After high school, Huang studied law at Soochow University and graduated with a Bachelor of Laws (LL.B.) degree. She then earned a Master of Business Administration (M.B.A.) from National Chiao Tung University.

==Political career==
Prior to her career in politics, Huang worked as a lawyer based in Changhua.

===Electoral history===
Huang first ran for the legislature as an independent candidate in Changhua County during the 2004 elections, but did not win. In 2011, she was named to the Legislative Yuan as a member of the Taiwan Solidarity Union via party list proportional representation. The TSU had previously announced that representatives elected via the party list would serve only two-year terms, and as a result, Huang was replaced by Lai Chen-chang in 2014. She then became the TSU's Judiciary Reform Committee director and was in discussion to represent the party as candidate for Changhua County Magistrate later that year. She registered as an independent instead, was expelled from the Taiwan Solidarity Union, and lost the office to Wei Ming-ku. In 2018, Huang contested the Changhua magistracy for a second time, again as an independent.

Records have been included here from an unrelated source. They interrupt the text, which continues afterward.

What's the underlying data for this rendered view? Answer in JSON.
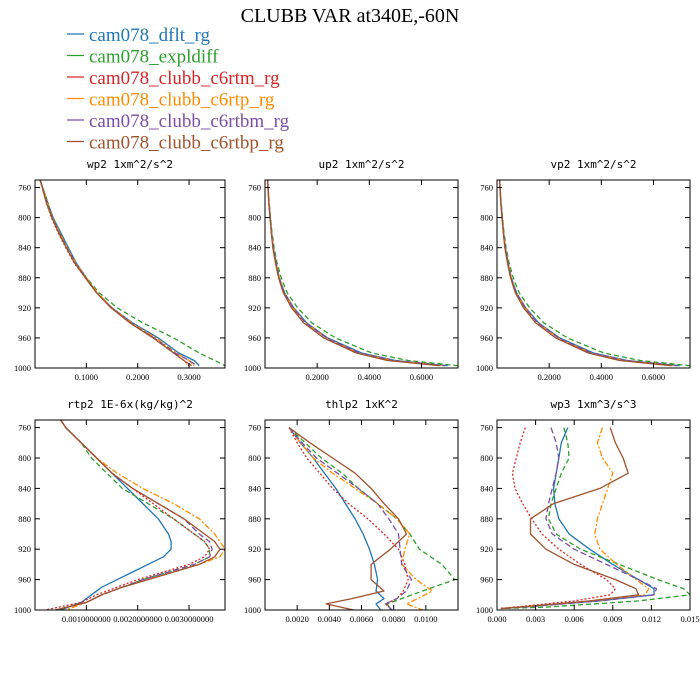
{
  "figure": {
    "title": "CLUBB VAR at340E,-60N"
  },
  "legend": [
    {
      "name": "cam078_dflt_rg",
      "color": "#1f77b4",
      "dash": ""
    },
    {
      "name": "cam078_expldiff",
      "color": "#2ca02c",
      "dash": "5,3"
    },
    {
      "name": "cam078_clubb_c6rtm_rg",
      "color": "#d62728",
      "dash": "2,2"
    },
    {
      "name": "cam078_clubb_c6rtp_rg",
      "color": "#ff8c00",
      "dash": "6,2,2,2"
    },
    {
      "name": "cam078_clubb_c6rtbm_rg",
      "color": "#7b4fa6",
      "dash": "6,3"
    },
    {
      "name": "cam078_clubb_c6rtbp_rg",
      "color": "#a0522d",
      "dash": ""
    }
  ],
  "chart_data": [
    {
      "type": "line",
      "title": "wp2  1xm^2/s^2",
      "ylim": [
        1000,
        750
      ],
      "xlim": [
        0,
        0.37
      ],
      "yticks": [
        "760",
        "800",
        "840",
        "880",
        "920",
        "960",
        "1000"
      ],
      "xticks": [
        {
          "v": 0.1,
          "label": "0.1000"
        },
        {
          "v": 0.2,
          "label": "0.2000"
        },
        {
          "v": 0.3,
          "label": "0.3000"
        }
      ],
      "y": [
        750,
        760,
        780,
        800,
        820,
        840,
        860,
        880,
        900,
        920,
        940,
        960,
        980,
        990,
        997
      ],
      "series": [
        {
          "values": [
            0.01,
            0.015,
            0.025,
            0.035,
            0.05,
            0.065,
            0.08,
            0.1,
            0.12,
            0.15,
            0.19,
            0.24,
            0.28,
            0.31,
            0.32
          ]
        },
        {
          "values": [
            0.01,
            0.015,
            0.025,
            0.035,
            0.048,
            0.062,
            0.078,
            0.1,
            0.125,
            0.16,
            0.21,
            0.27,
            0.32,
            0.35,
            0.37
          ]
        },
        {
          "values": [
            0.01,
            0.014,
            0.022,
            0.032,
            0.045,
            0.06,
            0.076,
            0.098,
            0.12,
            0.148,
            0.185,
            0.23,
            0.27,
            0.29,
            0.3
          ]
        },
        {
          "values": [
            0.01,
            0.015,
            0.024,
            0.034,
            0.048,
            0.063,
            0.079,
            0.1,
            0.122,
            0.15,
            0.188,
            0.235,
            0.275,
            0.3,
            0.31
          ]
        },
        {
          "values": [
            0.01,
            0.014,
            0.023,
            0.034,
            0.047,
            0.062,
            0.078,
            0.099,
            0.12,
            0.149,
            0.186,
            0.232,
            0.273,
            0.3,
            0.315
          ]
        },
        {
          "values": [
            0.01,
            0.014,
            0.022,
            0.033,
            0.046,
            0.061,
            0.077,
            0.098,
            0.12,
            0.148,
            0.185,
            0.23,
            0.27,
            0.29,
            0.305
          ]
        }
      ]
    },
    {
      "type": "line",
      "title": "up2  1xm^2/s^2",
      "ylim": [
        1000,
        750
      ],
      "xlim": [
        0,
        0.74
      ],
      "yticks": [
        "760",
        "800",
        "840",
        "880",
        "920",
        "960",
        "1000"
      ],
      "xticks": [
        {
          "v": 0.2,
          "label": "0.2000"
        },
        {
          "v": 0.4,
          "label": "0.4000"
        },
        {
          "v": 0.6,
          "label": "0.6000"
        }
      ],
      "y": [
        750,
        760,
        780,
        800,
        820,
        840,
        860,
        880,
        900,
        920,
        940,
        960,
        980,
        990,
        997
      ],
      "series": [
        {
          "values": [
            0.01,
            0.012,
            0.015,
            0.02,
            0.025,
            0.032,
            0.042,
            0.055,
            0.075,
            0.11,
            0.16,
            0.24,
            0.37,
            0.5,
            0.7
          ]
        },
        {
          "values": [
            0.01,
            0.012,
            0.016,
            0.021,
            0.027,
            0.035,
            0.046,
            0.062,
            0.085,
            0.125,
            0.18,
            0.27,
            0.41,
            0.55,
            0.74
          ]
        },
        {
          "values": [
            0.01,
            0.012,
            0.015,
            0.02,
            0.025,
            0.032,
            0.042,
            0.055,
            0.074,
            0.108,
            0.155,
            0.235,
            0.36,
            0.49,
            0.69
          ]
        },
        {
          "values": [
            0.01,
            0.012,
            0.015,
            0.02,
            0.025,
            0.032,
            0.042,
            0.055,
            0.074,
            0.108,
            0.156,
            0.236,
            0.36,
            0.49,
            0.69
          ]
        },
        {
          "values": [
            0.01,
            0.012,
            0.015,
            0.02,
            0.025,
            0.032,
            0.042,
            0.055,
            0.074,
            0.108,
            0.156,
            0.236,
            0.362,
            0.49,
            0.69
          ]
        },
        {
          "values": [
            0.01,
            0.011,
            0.014,
            0.019,
            0.024,
            0.03,
            0.04,
            0.052,
            0.07,
            0.102,
            0.148,
            0.225,
            0.35,
            0.47,
            0.67
          ]
        }
      ]
    },
    {
      "type": "line",
      "title": "vp2  1xm^2/s^2",
      "ylim": [
        1000,
        750
      ],
      "xlim": [
        0,
        0.74
      ],
      "yticks": [
        "760",
        "800",
        "840",
        "880",
        "920",
        "960",
        "1000"
      ],
      "xticks": [
        {
          "v": 0.2,
          "label": "0.2000"
        },
        {
          "v": 0.4,
          "label": "0.4000"
        },
        {
          "v": 0.6,
          "label": "0.6000"
        }
      ],
      "y": [
        750,
        760,
        780,
        800,
        820,
        840,
        860,
        880,
        900,
        920,
        940,
        960,
        980,
        990,
        997
      ],
      "series": [
        {
          "values": [
            0.01,
            0.012,
            0.015,
            0.02,
            0.025,
            0.032,
            0.042,
            0.055,
            0.075,
            0.11,
            0.16,
            0.24,
            0.37,
            0.5,
            0.7
          ]
        },
        {
          "values": [
            0.01,
            0.012,
            0.016,
            0.021,
            0.027,
            0.035,
            0.046,
            0.062,
            0.085,
            0.125,
            0.18,
            0.27,
            0.41,
            0.55,
            0.74
          ]
        },
        {
          "values": [
            0.01,
            0.012,
            0.015,
            0.02,
            0.025,
            0.032,
            0.042,
            0.055,
            0.074,
            0.108,
            0.155,
            0.235,
            0.36,
            0.49,
            0.69
          ]
        },
        {
          "values": [
            0.01,
            0.012,
            0.015,
            0.02,
            0.025,
            0.032,
            0.042,
            0.055,
            0.074,
            0.108,
            0.156,
            0.236,
            0.36,
            0.49,
            0.69
          ]
        },
        {
          "values": [
            0.01,
            0.012,
            0.015,
            0.02,
            0.025,
            0.032,
            0.042,
            0.055,
            0.074,
            0.108,
            0.156,
            0.236,
            0.362,
            0.49,
            0.69
          ]
        },
        {
          "values": [
            0.01,
            0.011,
            0.014,
            0.019,
            0.024,
            0.03,
            0.04,
            0.052,
            0.07,
            0.102,
            0.148,
            0.225,
            0.35,
            0.47,
            0.67
          ]
        }
      ]
    },
    {
      "type": "line",
      "title": "rtp2  1E-6x(kg/kg)^2",
      "ylim": [
        1000,
        750
      ],
      "xlim": [
        0,
        0.0037
      ],
      "yticks": [
        "760",
        "800",
        "840",
        "880",
        "920",
        "960",
        "1000"
      ],
      "xticks": [
        {
          "v": 0.001,
          "label": "0.0010000000"
        },
        {
          "v": 0.002,
          "label": "0.0020000000"
        },
        {
          "v": 0.003,
          "label": "0.0030000000"
        }
      ],
      "y": [
        750,
        760,
        780,
        800,
        820,
        840,
        860,
        880,
        900,
        910,
        920,
        930,
        940,
        950,
        960,
        970,
        980,
        990,
        1000
      ],
      "series": [
        {
          "values": [
            0.0005,
            0.0006,
            0.0009,
            0.0012,
            0.0015,
            0.0018,
            0.0021,
            0.0024,
            0.0026,
            0.00265,
            0.00265,
            0.0025,
            0.0022,
            0.0019,
            0.0016,
            0.0013,
            0.0011,
            0.0009,
            0.0005
          ]
        },
        {
          "values": [
            0.0005,
            0.0006,
            0.0009,
            0.0011,
            0.0014,
            0.0017,
            0.0022,
            0.0027,
            0.0031,
            0.0033,
            0.0034,
            0.0034,
            0.0031,
            0.0026,
            0.0021,
            0.0017,
            0.0013,
            0.001,
            0.0004
          ]
        },
        {
          "values": [
            0.0005,
            0.0006,
            0.0009,
            0.0012,
            0.0015,
            0.0019,
            0.0023,
            0.0027,
            0.0031,
            0.0033,
            0.0034,
            0.0033,
            0.003,
            0.0025,
            0.002,
            0.0016,
            0.0012,
            0.0009,
            0.0002
          ]
        },
        {
          "values": [
            0.0005,
            0.0006,
            0.0009,
            0.0012,
            0.0016,
            0.0021,
            0.0027,
            0.0032,
            0.0035,
            0.0036,
            0.0037,
            0.0036,
            0.0032,
            0.0027,
            0.0022,
            0.0017,
            0.0013,
            0.001,
            0.0006
          ]
        },
        {
          "values": [
            0.0005,
            0.0006,
            0.0009,
            0.0012,
            0.0015,
            0.0019,
            0.0024,
            0.0029,
            0.0032,
            0.0034,
            0.00345,
            0.0034,
            0.0031,
            0.0026,
            0.0021,
            0.0017,
            0.0013,
            0.001,
            0.0004
          ]
        },
        {
          "values": [
            0.0005,
            0.0006,
            0.0009,
            0.0012,
            0.0015,
            0.0019,
            0.0024,
            0.0029,
            0.0033,
            0.0035,
            0.0036,
            0.0035,
            0.0032,
            0.0027,
            0.0022,
            0.0017,
            0.0013,
            0.001,
            0.0004
          ]
        }
      ]
    },
    {
      "type": "line",
      "title": "thlp2  1xK^2",
      "ylim": [
        1000,
        750
      ],
      "xlim": [
        0,
        0.012
      ],
      "yticks": [
        "760",
        "800",
        "840",
        "880",
        "920",
        "960",
        "1000"
      ],
      "xticks": [
        {
          "v": 0.002,
          "label": "0.0020"
        },
        {
          "v": 0.004,
          "label": "0.0040"
        },
        {
          "v": 0.006,
          "label": "0.0060"
        },
        {
          "v": 0.008,
          "label": "0.0080"
        },
        {
          "v": 0.01,
          "label": "0.0100"
        }
      ],
      "y": [
        760,
        780,
        800,
        820,
        840,
        860,
        880,
        900,
        920,
        940,
        960,
        975,
        985,
        992,
        1000
      ],
      "series": [
        {
          "values": [
            0.0015,
            0.0022,
            0.003,
            0.0037,
            0.0044,
            0.005,
            0.0056,
            0.0061,
            0.0065,
            0.0068,
            0.007,
            0.0069,
            0.0074,
            0.0069,
            0.0072
          ]
        },
        {
          "values": [
            0.0015,
            0.0025,
            0.0035,
            0.0048,
            0.0058,
            0.007,
            0.0082,
            0.009,
            0.0096,
            0.011,
            0.0118,
            0.0098,
            0.0085,
            0.0076,
            0.0078
          ]
        },
        {
          "values": [
            0.0015,
            0.002,
            0.0026,
            0.0034,
            0.0042,
            0.0052,
            0.0064,
            0.0074,
            0.0083,
            0.0087,
            0.0089,
            0.0086,
            0.0082,
            0.0075,
            0.0079
          ]
        },
        {
          "values": [
            0.0015,
            0.0022,
            0.003,
            0.0042,
            0.0056,
            0.007,
            0.0082,
            0.009,
            0.0087,
            0.0085,
            0.0094,
            0.0104,
            0.0095,
            0.0088,
            0.0098
          ]
        },
        {
          "values": [
            0.0015,
            0.0023,
            0.0032,
            0.0045,
            0.0058,
            0.007,
            0.0077,
            0.0083,
            0.0084,
            0.0085,
            0.0091,
            0.0088,
            0.0082,
            0.0075,
            0.0079
          ]
        },
        {
          "values": [
            0.0015,
            0.0028,
            0.0042,
            0.0056,
            0.0066,
            0.0074,
            0.0083,
            0.0088,
            0.0078,
            0.0066,
            0.0066,
            0.0074,
            0.0054,
            0.0038,
            0.0055
          ]
        }
      ]
    },
    {
      "type": "line",
      "title": "wp3  1xm^3/s^3",
      "ylim": [
        1000,
        750
      ],
      "xlim": [
        0,
        0.015
      ],
      "yticks": [
        "760",
        "800",
        "840",
        "880",
        "920",
        "960",
        "1000"
      ],
      "xticks": [
        {
          "v": 0,
          "label": "0.000"
        },
        {
          "v": 0.003,
          "label": "0.003"
        },
        {
          "v": 0.006,
          "label": "0.006"
        },
        {
          "v": 0.009,
          "label": "0.009"
        },
        {
          "v": 0.012,
          "label": "0.012"
        },
        {
          "v": 0.015,
          "label": "0.015"
        }
      ],
      "y": [
        760,
        780,
        800,
        820,
        840,
        860,
        880,
        900,
        920,
        940,
        960,
        972,
        980,
        988,
        996,
        998
      ],
      "series": [
        {
          "values": [
            0.0055,
            0.005,
            0.0048,
            0.0046,
            0.0044,
            0.0045,
            0.0048,
            0.0056,
            0.0072,
            0.009,
            0.011,
            0.0122,
            0.0122,
            0.008,
            0.002,
            0.0003
          ]
        },
        {
          "values": [
            0.0052,
            0.0055,
            0.0056,
            0.005,
            0.0046,
            0.0042,
            0.004,
            0.0046,
            0.0065,
            0.0095,
            0.0125,
            0.0145,
            0.015,
            0.011,
            0.004,
            0.0005
          ]
        },
        {
          "values": [
            0.0022,
            0.0018,
            0.0015,
            0.0012,
            0.0014,
            0.002,
            0.0027,
            0.0035,
            0.0048,
            0.0065,
            0.0085,
            0.0092,
            0.0088,
            0.006,
            0.0015,
            0.0002
          ]
        },
        {
          "values": [
            0.0082,
            0.0078,
            0.0082,
            0.009,
            0.0086,
            0.0082,
            0.0078,
            0.0076,
            0.008,
            0.0093,
            0.0108,
            0.0118,
            0.0115,
            0.0075,
            0.002,
            0.0003
          ]
        },
        {
          "values": [
            0.0042,
            0.0046,
            0.0048,
            0.0046,
            0.0043,
            0.004,
            0.0038,
            0.0043,
            0.006,
            0.0085,
            0.011,
            0.0124,
            0.0122,
            0.008,
            0.0022,
            0.0003
          ]
        },
        {
          "values": [
            0.0088,
            0.0092,
            0.0098,
            0.0102,
            0.008,
            0.0044,
            0.0026,
            0.0026,
            0.0038,
            0.006,
            0.0092,
            0.0108,
            0.011,
            0.0072,
            0.0018,
            0.0003
          ]
        }
      ]
    }
  ]
}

====2018 Changhua County magistrate election====

2018 Changhua County mayoral results
| No. | Candidate | Party | Votes | Percentage |  |
| 1 | Wei Ming-ku | Democratic Progressive Party | 283,269 | 39.87% |  |
| 2 | Wang Huei-mei | Kuomintang | 377,795 | 53.18% |  |
| 3 | Pai Ya-tsan | Independent | 7,402 | 1.04% |  |
| 4 | Huang Wen-ling | Independent | 34,690 | 4.88% |  |
| 5 | Hung Min-xiong (洪敏雄) | Independent | 7,263 | 1.02% |  |
| Total voters |  |  | 1,031,222 |  |  |
| Valid votes |  |  | 710,419 |  |  |
| Invalid votes |  |  |  |  |  |
| Voter turnout |  |  | 68.89% |  |  |

====2025 Central Election Commission nomination====
In December 2025, President William Lai nominated Huang to serve on the Central Election Commission. The Legislative Yuan voted against Huang's nomination in March 2026.

===Legislative term===
While a member of the Legislative Yuan, Huang served as Taiwan Solidarity Union caucus whip. In April 2012, she established the Taiwan–US Legislators Amity Association, a legislative caucus in opposition to the ROC–US Inter-Parliamentary Amity Association. In July, Huang visited Japan to discuss the Senkaku Islands dispute. She supported efforts to subject Premier Sean Chen to a vote of no confidence in September, stating that the result was "a betrayal of the will of the Taiwanese people." After the vote's failure, Huang unsuccessfully petitioned for a recall election against President Ma Ying-jeou. In December, Huang suggested that the TSU invite the Dalai Lama to visit Taiwan, after a planned trip was called off. In 2013, Huang proposed that the Act on Property Declaration by Public Servants be amended, increasing the number of government officials that would need to publicly release the value of their property holdings.

===Political stances===
Huang believes that duration of Examination Yuan terms should be shortened to four years. She opposed Taiwan's current electoral framework, single-member districts coupled with party-list representation, a change made in 2008.

She has been critical of the Taipei Police Department, Lung Ying-tai, and Cho Po-yuan.

In September 2019, Huang attempted to register Ko Wen-je's candidacy for the 2020 Taiwan presidential election, although the deadline set by the Central Election Commission had passed.